Wannigama Dhammika Leshan, Hurst Cameron, Monk Peter N, Hartel Gunter, Ditcham William Graham Fox, Hongsing Parichart, Phattharapornjaroen Phatthranit, Ounjai Puey, Torvorapanit Pattama, Jutivorakool Kamonwan, Luk-In Sirirat, Nilgate Sumanee, Rirerm Ubolrat, Tanasatitchai Chanikan, Miyanaga Kazuhiko, Cui Longzhu, Ragupathi Naveen Kumar Devanga, Rad S M Ali Hosseini, Khatib Aisha, Storer Robin James, Ishikawa Hitoshi, Amarasiri Mohan, Charuluxananan Somrat, Leelahavanichkul Asada, Kanjanabuch Talerngsak, Higgins Paul G, Davies Jane C, Stick Stephen M, Kicic Anthony, Chatsuwan Tanittha, Shibuya Kenji, Abe Shuichi
Department of Infectious Diseases and Infection Control, Yamagata Prefectural Central Hospital, Yamagata, Japan.
Department of Microbiology, Faculty of Medicine, Chulalongkorn University, King Chulalongkorn Memorial Hospital, Thai Red Cross Society, 1873 Rama 4 Road, Bangkok, Pathumwan, Thailand.
BMC Med. 2025 Mar 31;23(1):191. doi: 10.1186/s12916-025-04009-x.
Pseudomonas aeruginosa infections in the lungs affect millions of children and adults worldwide. To our knowledge, no clinically validated prognostic biomarkers for chronic pulmonary P. aeruginosa infections exist. Therefore, this study aims to identify potential prognostic markers for chronic P. aeruginosa biofilm lung infections.
Here, we screened the expression of 11 P. aeruginosa regulatory genes (tesG, algD, lasR, lasA, lasB, pelB, phzF, rhlA, rsmY, rsmZ, and sagS) to identify associations between clinical status and chronic biofilm infection.

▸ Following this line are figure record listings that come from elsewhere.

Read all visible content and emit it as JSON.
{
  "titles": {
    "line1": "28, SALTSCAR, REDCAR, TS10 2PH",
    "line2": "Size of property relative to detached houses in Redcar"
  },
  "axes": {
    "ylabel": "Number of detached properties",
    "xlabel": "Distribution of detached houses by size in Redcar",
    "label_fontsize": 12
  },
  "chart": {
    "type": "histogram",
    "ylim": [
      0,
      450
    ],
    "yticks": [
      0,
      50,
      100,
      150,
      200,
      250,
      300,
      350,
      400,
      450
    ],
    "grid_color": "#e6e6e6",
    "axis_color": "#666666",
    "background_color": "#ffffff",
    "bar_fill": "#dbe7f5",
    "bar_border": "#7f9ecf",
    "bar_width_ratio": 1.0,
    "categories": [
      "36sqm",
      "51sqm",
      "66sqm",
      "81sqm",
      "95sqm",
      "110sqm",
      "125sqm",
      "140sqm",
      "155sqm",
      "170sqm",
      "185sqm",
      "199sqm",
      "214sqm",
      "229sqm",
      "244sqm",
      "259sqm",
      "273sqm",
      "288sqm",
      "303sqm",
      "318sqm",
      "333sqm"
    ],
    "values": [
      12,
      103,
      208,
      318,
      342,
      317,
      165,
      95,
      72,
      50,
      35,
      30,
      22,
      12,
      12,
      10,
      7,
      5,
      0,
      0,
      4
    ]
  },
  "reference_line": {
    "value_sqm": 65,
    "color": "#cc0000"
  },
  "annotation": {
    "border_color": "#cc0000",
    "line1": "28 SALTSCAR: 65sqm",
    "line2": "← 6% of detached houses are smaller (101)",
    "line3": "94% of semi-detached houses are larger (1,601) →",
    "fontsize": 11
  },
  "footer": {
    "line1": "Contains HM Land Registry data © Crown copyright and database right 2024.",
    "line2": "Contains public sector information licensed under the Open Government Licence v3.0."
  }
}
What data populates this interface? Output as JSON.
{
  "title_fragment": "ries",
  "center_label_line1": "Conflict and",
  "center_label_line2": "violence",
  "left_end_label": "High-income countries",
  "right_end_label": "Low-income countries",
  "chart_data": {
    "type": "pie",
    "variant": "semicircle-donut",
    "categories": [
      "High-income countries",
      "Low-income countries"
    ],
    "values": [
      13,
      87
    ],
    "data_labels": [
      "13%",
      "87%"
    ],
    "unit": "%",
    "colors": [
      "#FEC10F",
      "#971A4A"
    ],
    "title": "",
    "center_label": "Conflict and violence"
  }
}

RNA was extracted from 210 sputum samples from patients (n = 70) with chronic P. aeruginosa lung infections (mean age; 29.3-56.2 years; 33 female). Strong biofilm formation was correlated with prolonged hospital stays (212.2 days vs. 44.4 days) and increased mortality (46.2% (18)). Strong biofilm formation is associated with increased tesG expression (P = 0.001), influencing extended intensive care unit (P = 0.002) or hospitalisation stays (P = 0.001), pneumonia risk (P = 0.006), and mortality (P = 0.001). Notably, tesG expression is linked to the modulation of systemic and sputum inflammatory responses and predicts biofilm biomass.
This study provides the first clinical dataset of tesG expression levels as a predictive biomarker for chronic P. aeruginosa pulmonary infections.
肺部铜绿假单胞菌感染影响着全球数百万儿童和成人。据我们所知,目前尚无经临床验证的慢性肺部铜绿假单胞菌感染的预后生物标志物。因此,本研究旨在确定慢性铜绿假单胞菌生物被膜肺部感染的潜在预后标志物。
在此,我们筛选了11个铜绿假单胞菌调控基因(tesG、algD、lasR、lasA、lasB、pelB、phzF、rhlA、rsmY、rsmZ和sagS)的表达,以确定临床状态与慢性生物被膜感染之间的关联。
从70例慢性铜绿假单胞菌肺部感染患者(平均年龄29.3 - 56.2岁;33名女性)的210份痰液样本中提取RNA。强烈的生物被膜形成与住院时间延长(212.2天对44.4天)和死亡率增加(46.2%(18例))相关。强烈的生物被膜形成与tesG表达增加有关(P = 0.001),影响延长的重症监护病房住院时间(P = 0.002)或住院时间(P = 0.001)、肺炎风险(P = 0.006)和死亡率(P = 0.001)。值得注意的是,tesG表达与全身和痰液炎症反应的调节有关,并可预测生物被膜生物量。
本研究提供了首个tesG表达水平作为慢性铜绿假单胞菌肺部感染预测生物标志物的临床数据集。